Bundan önce “Kış saati uygulaması” ile ilgili olarak “Kış saati uygulaması geri gelmeli” ve “Tasarruf değil, israf yapıyoruz” başlıkları ile yazı kaleme aldım. 2016’dan bu yana uygulamaya konulan ve her türlü eleştiriye rağmen devam ettirilen yaz saati uygulamasının kerameti nedir maalesef anlayabilmiş değilim. Uygulamada ısrar edenlerin gerekçesi, “enerji tasarrufu” olsa da bunun öyle olmadığı, gerek bu konunun uzmanlarınca gerekse bu uygulamayı yaşayan bizler tarafından defalarca dile getirildi.

İşin uzmanına sorduk. “Bu uygulama ile enerji tasarrufu yapılıyor mu?” Elektrik Mühendisleri Odası Eskişehir Şube Başkanı Ahmet Şakar, oda olarak Türkiye çapındaki çalışma sonuçlarına göre de, kişisel görüşüne göre de herhangi bir enerji tasarrufunun sağlanmadığını anlattı. Hatta Sayın Şakar söz konusu uygulamanın sürdürülmesinin “enerji israfına” bile yol açtığını söyledi. Hal böyle iken diyecek söz kalmıyor.

Bu konu çok konuşulmasına, yazılmasına, çizilmesine rağmen hükümet maalesef bu uygulamadan vazgeçmiyor. Sabahın erken saatlerinde, zifiri karanlıkta okula giden çocuklarımız oldukça zorlanıyor. Okulların ilk derslerinde, işe gidenlerin işyerlerinde karanlıkta zorunlu olarak elektrik yanarken enerji tasarrufunu nasıl yapabiliyoruz?

Çocuklarımız okula giderken de dönerken de gün ışığını göremiyorlar. Ana sınıfında okuyan, kreşe giden çocuklar sabahın kör karanlığında adeta ayakta uyuyarak okullarına gitmek zorunda bırakılıyor. Normal günlerde bakkala, markete gidebilen çocuklar evine çok yakın okullarına dahi anneleri-babaları ile birlikte gitmek zorunda bırakılıyorlar. Hele bazı bölgelerde sokak lambalarının da yanmadığını düşünecek olursanız bu konuya bir de güvenlik açısından bakmak gerekiyor.

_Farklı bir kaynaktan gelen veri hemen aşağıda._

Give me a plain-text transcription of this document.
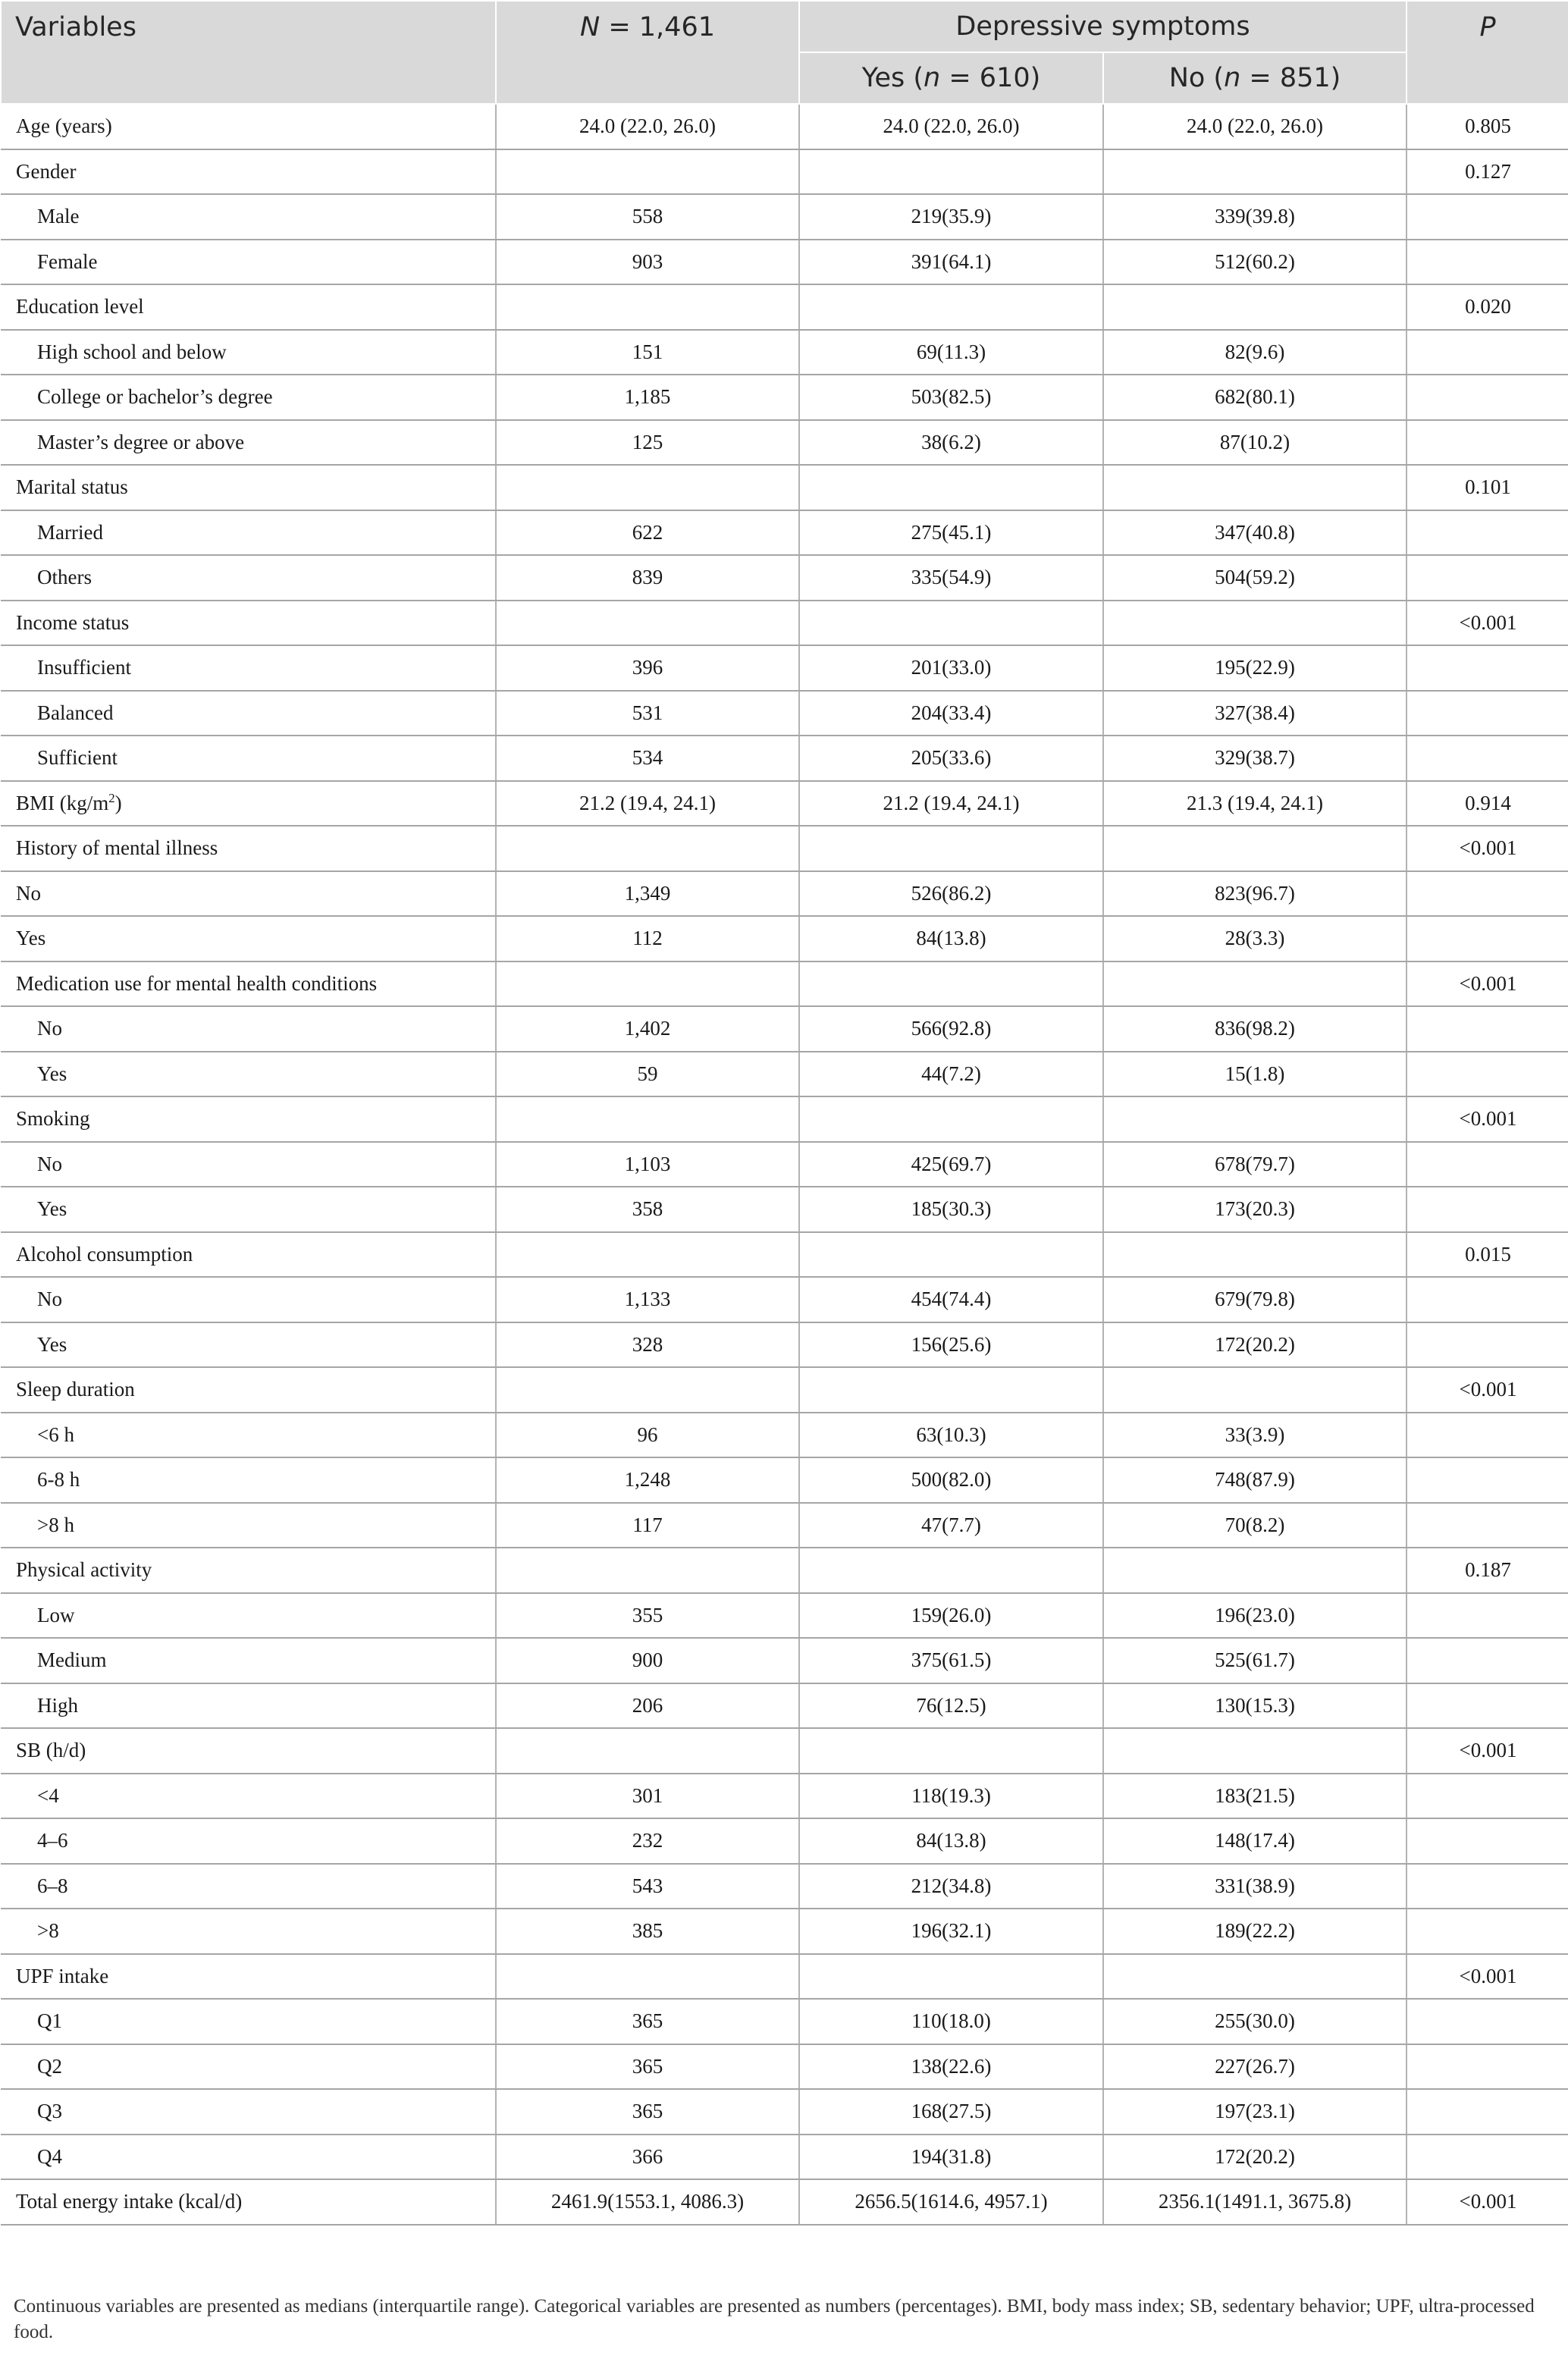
Variables	N = 1,461	Depressive symptoms		P
		Yes (n = 610)	No (n = 851)	
Age (years)	24.0 (22.0, 26.0)	24.0 (22.0, 26.0)	24.0 (22.0, 26.0)	0.805
Gender				0.127
Male	558	219(35.9)	339(39.8)	
Female	903	391(64.1)	512(60.2)	
Education level				0.020
High school and below	151	69(11.3)	82(9.6)	
College or bachelor’s degree	1,185	503(82.5)	682(80.1)	
Master’s degree or above	125	38(6.2)	87(10.2)	
Marital status				0.101
Married	622	275(45.1)	347(40.8)	
Others	839	335(54.9)	504(59.2)	
Income status				<0.001
Insufficient	396	201(33.0)	195(22.9)	
Balanced	531	204(33.4)	327(38.4)	
Sufficient	534	205(33.6)	329(38.7)	
BMI $(kg/m^2)$	21.2 (19.4, 24.1)	21.2 (19.4, 24.1)	21.3 (19.4, 24.1)	0.914
History of mental illness				<0.001
No	1,349	526(86.2)	823(96.7)	
Yes	112	84(13.8)	28(3.3)	
Medication use for mental health conditions				<0.001
No	1,402	566(92.8)	836(98.2)	
Yes	59	44(7.2)	15(1.8)	
Smoking				<0.001
No	1,103	425(69.7)	678(79.7)	
Yes	358	185(30.3)	173(20.3)	
Alcohol consumption				0.015
No	1,133	454(74.4)	679(79.8)	
Yes	328	156(25.6)	172(20.2)	
Sleep duration				<0.001
<6 h	96	63(10.3)	33(3.9)	
6-8 h	1,248	500(82.0)	748(87.9)	
>8 h	117	47(7.7)	70(8.2)	
Physical activity				0.187
Low	355	159(26.0)	196(23.0)	
Medium	900	375(61.5)	525(61.7)	
High	206	76(12.5)	130(15.3)	
SB (h/d)				<0.001
<4	301	118(19.3)	183(21.5)	
4–6	232	84(13.8)	148(17.4)	
6–8	543	212(34.8)	331(38.9)	
>8	385	196(32.1)	189(22.2)	
UPF intake				<0.001
Q1	365	110(18.0)	255(30.0)	
Q2	365	138(22.6)	227(26.7)	
Q3	365	168(27.5)	197(23.1)	
Q4	366	194(31.8)	172(20.2)	
Total energy intake (kcal/d)	2461.9(1553.1, 4086.3)	2656.5(1614.6, 4957.1)	2356.1(1491.1, 3675.8)	<0.001
Continuous variables are presented as medians (interquartile range). Categorical variables are presented as numbers (percentages). BMI, body mass index; SB, sedentary behavior; UPF, ultra-processed food.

Bugün ne yazık ki; Türkiye’nin yarısından fazlası, hatta nüfusun büyük çoğunluğu hayata karanlıkta başlayıp karanlıkta nokta koyuyorsa sizce burada bir yanlışlık yok mudur?

Kamu çalışanları, esnaflar, öğrenciler, anneler, babalar herkes bu uygulamadan dolayı sıkıntıda ise burada nasıl bir tasarruftan söz ediyoruz? Öyle ki toplu taşıma araçlarında, tramvaylarda sabah akşam uyuyan insanları görüyoruz. Bu görüntülerin çok sağlıklı olmadığını, bundan dolayı da bu uygulamanın insanların psikolojik durumlarını da derinden etkilediğini düşünüyorum.

Öte yandan önemli bir çoğunluğun rahatsızlık duyduğu bu yaz saati uygulamasına çocuklarımızın eğitimi adına tepki göstermesi gereken eğitim sendikalarının, hatta kamu çalışanlarını temsil eden diğer sendikaların neden sessiz kaldıklarını anlamakta zorlanıyorum.

Gerçekten ortada hayatımızı olumsuz etkileyen kocaman bir yanlış var ve bu yanlışta ısrar ediliyor. Bu yanlıştan dönülmelidir. Zira özellikle eğitim çağındaki çocuklarımız bu tablodan çok ama çok olumsuz etkileniyorlar.

Hakikaten merak ediyorum; tasarruf yerine israf ettiren, başka problemler de oluşturan “Yaz saati uygulamasında bu kadar ısrar niye?”